March is Kidney Health Month and The Kidney Foundation of Canada, BC & Yukon Branch wants everybody to be kidney smart by increasing their kidney health awareness.
“One in 10 people has kidney disease, a serious disease with no cure. In the early stages, symptoms are often silent – so it’s important to know the risks,” says Heather Johnson, director of programs at The Kidney Foundation of Canada, BC & Yukon Branch.
“The earlier someone knows they have compromised kidneys, the higher the chance of preventing or delaying the onset of kidney failure and the need for dialysis or a kidney transplant.”
Diabetes, heart disease, and high blood pressure are leading causes of kidney disease. Those with a family history of kidney disease or individuals from certain ethnic backgrounds, including Asian, South Asian, African, and Aboriginal are also at a greater risk for kidney disease.
While everybody should know their risk for kidney disease, this year special attention is being paid to “women and their kidney health”, which is the theme for World Kidney Day, taking place on March 8, the same day as International Women’s Day.
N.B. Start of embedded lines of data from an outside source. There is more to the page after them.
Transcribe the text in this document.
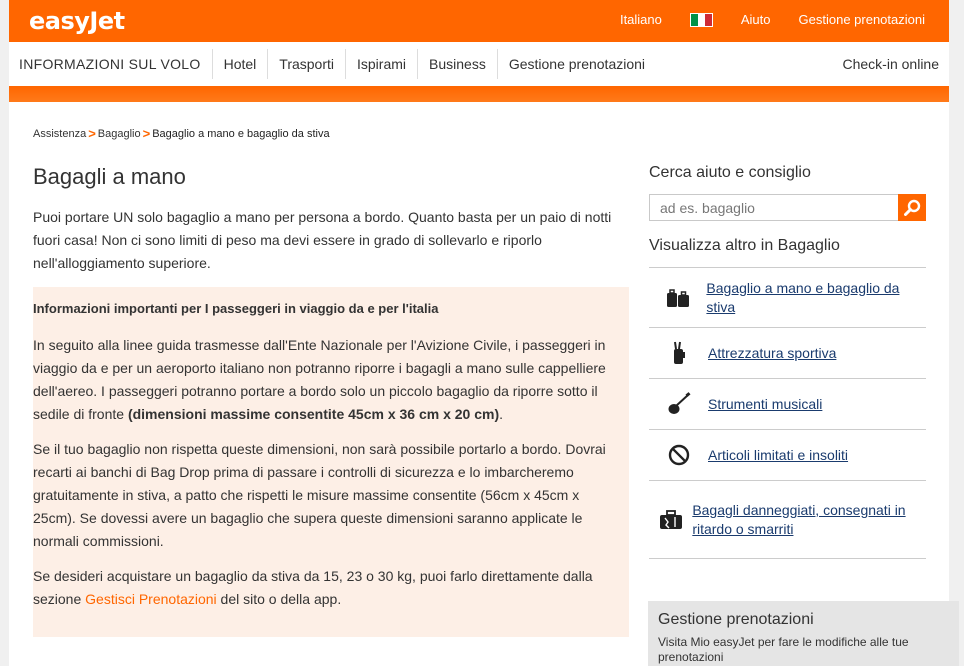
easyJet	Italiano	Aiuto Gestione prenotazioni
INFORMAZIONI SUL VOLO	Hotel	Trasporti	Ispirami	Business	Gestione prenotazioni	Check-in online
Assistenza > Bagaglio > Bagaglio a mano e bagaglio da stiva
Bagagli a mano

Puoi portare UN solo bagaglio a mano per persona a bordo. Quanto basta per un paio di notti fuori casa! Non ci sono limiti di peso ma devi essere in grado di sollevarlo e riporlo nell'alloggiamento superiore.

Informazioni importanti per I passeggeri in viaggio da e per l'italia

In seguito alla linee guida trasmesse dall'Ente Nazionale per l'Avizione Civile, i passeggeri in viaggio da e per un aeroporto italiano non potranno riporre i bagagli a mano sulle cappelliere dell'aereo. I passeggeri potranno portare a bordo solo un piccolo bagaglio da riporre sotto il sedile di fronte (dimensioni massime consentite 45cm x 36 cm x 20 cm).

Se il tuo bagaglio non rispetta queste dimensioni, non sarà possibile portarlo a bordo. Dovrai recarti ai banchi di Bag Drop prima di passare i controlli di sicurezza e lo imbarcheremo gratuitamente in stiva, a patto che rispetti le misure massime consentite (56cm x 45cm x 25cm). Se dovessi avere un bagaglio che supera queste dimensioni saranno applicate le normali commissioni.

Se desideri acquistare un bagaglio da stiva da 15, 23 o 30 kg, puoi farlo direttamente dalla sezione Gestisci Prenotazioni del sito o della app.

Cerca aiuto e consiglio
ad es. bagaglio
Visualizza altro in Bagaglio
Bagaglio a mano e bagaglio da stiva
Attrezzatura sportiva
Strumenti musicali
Articoli limitati e insoliti
Bagagli danneggiati, consegnati in ritardo o smarriti
Gestione prenotazioni

Visita Mio easyJet per fare le modifiche alle tue prenotazioni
“When it comes to kidney health, kidney disease impacts women differently than men, and specifically, women of reproductive age face unique challenges,” says Dr. Monica Beaulieu, a nephrologist with a focus on women’s kidney health.
“While kidney disease can be a risk factor for adverse pregnancy outcomes and can reduce a woman’s ability to get pregnant, many women living with kidney disease can also have safe and successful pregnancies. It really depends on a number of factors including her overall health and her level of kidney function. Women in the later stages of kidney disease may be at increased risk for complications to both mother and child.”
Kidney patient and Kidney Foundation volunteer, Elyse Gawley, 28, says hopes one day she will be able to have children but does not know what her future holds.
“Not only do I have the risks of an adverse pregnancy associated with kidney disease, I have a type of kidney disease called polycystic kidney disease (PKD) which is an inherited disease. This means I have a 50 per cent chance of passing it along to my child.”
Kate Chong, 32, also a kidney patient and Kidney Foundation volunteer, shares a similar concern.
“While I don’t have PKD, having end stage kidney disease put me at too high a risk for a safe pregnancy.”
Recently Kate received a kidney transplant from her husband which has given her renewed hope. A kidney transplant can improve a woman’s fertility levels and reduce her overall risks for a safe pregnancy.
Kate and Elyse have become good friends and a support network for each other through their shared experiences with kidney disease.
“It is amazing to have someone with whom to talk through your concerns and who really understands exactly what you are going through. Kate and I have shared some tears, but also a lot of laughs too,” adds Elyse.
The Kidney Foundation of Canada supports all kidney patients and their families through a variety of unique and important programs and services.
“Recognizing women face unique circumstances with respect to their health and kidney disease, The Kidney Foundation, BC & Yukon Branch can assist connections to other women for peer support,” adds Johnson.